Vésicules bactériennes : le FedEx des bactéries vaginales
Une étude décrypte comment certaines bactéries vaginales peuvent altérer l'environnement cervico-vaginal et impacter négativement la reproduction. Leur outil : des vésicules de transport de protéines.
en_sources_title
en_sources_text_start en_sources_text_end
A propos de cet article
C’est une des spécificités du microbiote vaginal : il est équilibré lorsqu’il est largement dominé par Lactobacillus crispatus. En revanche, sa colonisation par des bactéries anaérobies telles que Gardnerella vaginalis et Mobiluncus mulieris est associée à un risque accru d'IST, de vaginose bactérienne et de naissance prématurée.

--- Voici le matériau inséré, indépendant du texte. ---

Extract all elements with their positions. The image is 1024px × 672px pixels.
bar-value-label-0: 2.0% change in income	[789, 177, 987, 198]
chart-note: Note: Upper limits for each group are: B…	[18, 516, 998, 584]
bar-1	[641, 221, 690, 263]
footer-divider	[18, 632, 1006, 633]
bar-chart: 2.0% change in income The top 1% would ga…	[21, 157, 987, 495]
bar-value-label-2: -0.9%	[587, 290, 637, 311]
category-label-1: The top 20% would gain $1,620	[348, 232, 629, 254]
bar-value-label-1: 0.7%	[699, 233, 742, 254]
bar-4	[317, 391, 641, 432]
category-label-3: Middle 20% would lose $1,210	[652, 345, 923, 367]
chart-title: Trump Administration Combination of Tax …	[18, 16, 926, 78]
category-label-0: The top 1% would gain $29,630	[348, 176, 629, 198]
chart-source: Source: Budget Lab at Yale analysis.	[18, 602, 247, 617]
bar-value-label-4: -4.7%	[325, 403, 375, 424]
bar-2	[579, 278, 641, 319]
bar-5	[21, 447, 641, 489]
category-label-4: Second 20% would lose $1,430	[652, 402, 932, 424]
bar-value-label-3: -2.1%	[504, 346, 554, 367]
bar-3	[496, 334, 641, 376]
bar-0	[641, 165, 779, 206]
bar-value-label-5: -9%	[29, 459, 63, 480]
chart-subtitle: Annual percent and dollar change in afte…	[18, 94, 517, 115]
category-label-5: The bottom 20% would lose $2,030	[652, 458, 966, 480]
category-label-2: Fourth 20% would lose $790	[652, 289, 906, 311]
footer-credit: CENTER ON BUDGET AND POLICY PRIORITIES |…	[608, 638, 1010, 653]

Les mécanismes en jeu restent néanmoins flous, même si la littérature évoque la possible production par certaines bactéries de vésicules extracellulaires. Ce mécanisme serait-il à l’œuvre dans l’appareil reproducteur ? Telle est l’hypothèse 1 émise et validée par l’équipe du Professeur Michal A. Elovitz de l’Icahn School of Medicine du Mount Sinai 2 à New York, qui se sont penchés, in vitro, sur les vésicules extracellulaires produites par la bénéfique L. crispatus et les délétères G. vaginalis et M. mulieris.
Des vésicules riches en protéines d'intérêt
Après avoir observé, par microscopie électronique, la présence effective de vésicules de 90 à 420 nm de diamètre dans des milieux de culture, l’équipe a analysé leur contenu. Les vésicules produites par G. vaginalis, M. mulieris et L. crispatus contenaient respectivement 491, 336 et 247 protéines bactériennes. Plusieurs d’entre elles présentaient un intérêt fonctionnel : la cargaison de G. vaginalis était riche en vaginolysine, une toxine capable d'induire des lyses cellulaires dans les cellules épithéliales cervico-vaginales et très présente en cas de vaginose bactérienne ; celle de M. mulieris contenait des protéines capables de stimuler la réponse immunitaire tandis que plusieurs protéines des vésicules de L. crispatus protègent la barrière épithéliale.
De plus, ces vésicules bactériennes s’internalisaient rapidement (1 à 4 heures) dans les cellules épithéliales cervicales et vaginales. Ne restait plus qu’à déterminer leurs effets.
Une réponse immunitaire multicytokine
L’exposition de cellules épithéliales cervicales et vaginales aux contenus des vésicules bactériennes de G. vaginalis et M. mulieris induisait une réponse immunitaire dose-dépendante. La réponse des cellules endocervicales était plus prononcée que celle cellules ectocervicales. En revanche, L. crispatus n'induisait aucune surexpression significative de cytokine.
Ainsi, les cellules épithéliales cervicales et vaginales expriment une réponse multi-cytokines lorsqu'elles sont exposées aux vésicules de G. vaginalis et M. mulieris mais pas de L. crispatus. Cette réponse immunitaire se révèle médiée par les voies de signalisation activées par le (sidenote: Récepteur TLR2 Récepteur de la membrane cellulaire de type Toll (reconnaissance de motifs moléculaires), codé par le gène TLR2 et intervenant dans la reconnaissance de différents pathogènes, notamment les bactéries, les virus, les champignons et les parasites. Source : Oliveira-Nascimento L, Massari P, Wetzler LM. The Role of TLR2 in Infection and Immunity. Front Immunol. 2012 Apr 18;3:79. ) .
Ainsi, les bactéries exerceraient donc leur action, délétère ou bénéfique, sur la santé reproductive via des vésicules extracellulaires bactériennes : celles-ci joueraient un rôle de coursier en fournissant une protection aux protéines bactériennes le temps de leur transport puis en les livrant aux cellules épithéliales et en induisant, in fine, une réponse immunitaire de l'hôte.